Fans of this film will be delighted by the inclusion of a Jack Hill commentary track
Here, the director explains how Larry Gordon pitched the idea for 'Coffy' as revenge for losing the 'Cleopatra Jones' gig, and declares the titular character was written specifically for Pam Grier. Jack goes on to talk about racism inside and outside the industry; the fight to get his film an 'R' rating; why working a low budget tight production schedule can be a benefit and how a scene from 'Richard III' inspired the memorable finale in 'Coffy'. Jack is very generous in his praise for the actors, explaining how they helped him capture certain lifestyles to add to the knowledge he'd gained during his time as a musician working the clubs, and remains justifiably proud of his film which certainly delivers straight down the line.

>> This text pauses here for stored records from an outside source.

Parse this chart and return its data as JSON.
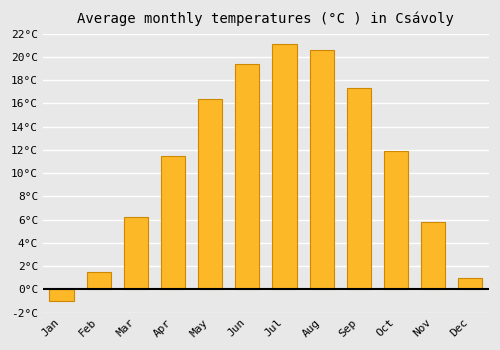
{
  "title": "Average monthly temperatures (°C ) in Csávoly",
  "months": [
    "Jan",
    "Feb",
    "Mar",
    "Apr",
    "May",
    "Jun",
    "Jul",
    "Aug",
    "Sep",
    "Oct",
    "Nov",
    "Dec"
  ],
  "values": [
    -1.0,
    1.5,
    6.2,
    11.5,
    16.4,
    19.4,
    21.1,
    20.6,
    17.3,
    11.9,
    5.8,
    1.0
  ],
  "bar_color": "#FDB827",
  "bar_edge_color": "#CC8800",
  "ylim": [
    -2,
    22
  ],
  "yticks": [
    -2,
    0,
    2,
    4,
    6,
    8,
    10,
    12,
    14,
    16,
    18,
    20,
    22
  ],
  "ytick_labels": [
    "-2°C",
    "0°C",
    "2°C",
    "4°C",
    "6°C",
    "8°C",
    "10°C",
    "12°C",
    "14°C",
    "16°C",
    "18°C",
    "20°C",
    "22°C"
  ],
  "background_color": "#e8e8e8",
  "grid_color": "#ffffff",
  "title_fontsize": 10,
  "tick_fontsize": 8,
  "figure_bg": "#e8e8e8",
  "bar_width": 0.65
}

'A Taste Of Coffy' (18m 49s) is a Jack Hill interview. It does contain some overlap with the commentary track, but it's good to actually see him telling some of those stories, which include his battles with AIP; a frightening audience reaction at a screening he attended and the way 'Coffy' connected with both black and white audiences.

'Pam Grier: The Baddest Chick In Town' is a 17m 38s interview with the great lady, where she reveals that certain aspcts of Coffy reminded her of her mother.
She remains proud of portraying a woman helping the community (in more ways than one), and has some nice memories of the film and also of a particularly painful onset accident.

'Blaxploitation' is a 28m 56s video essay from author Mikel J Koven that charts the history and development of the genre. Mikel explores the five early stereotypes of black characters; talks about social change, the Black Panther Party and political assassinations. There are clips from the revolutionary 'Sweet Sweetback's Badass Song', together with footage from 'Coffy'and 'Foxy Brown', and the role of music in these films is also discussed, with praise for artists who include Bobby Womack and Curtis Mayfield.
The decline of the genre, with safe films shifting the movement from 'R' to 'PG' is also examined. It's an excellent essay, and takes us nicely into a theatrical trailer and image gallery.
Arrow also includes a booklet featuring writing from Cullen Gallagher and Yvonne D. Sims.
Cullen's essay - 'Coffy' - takes a look at American International Pictures; changing conciousness in America; the dangerous women of film noir, and studies Grier's character, making some excellent observations.
Yvonne's essay - 'Pam Grier' - takes us through Pam's early years; her career in film and her television work, giving us many titles for further appreciation of this legend.
Arrow's Blu-ray is locked to Region B, mand availabel to buy now.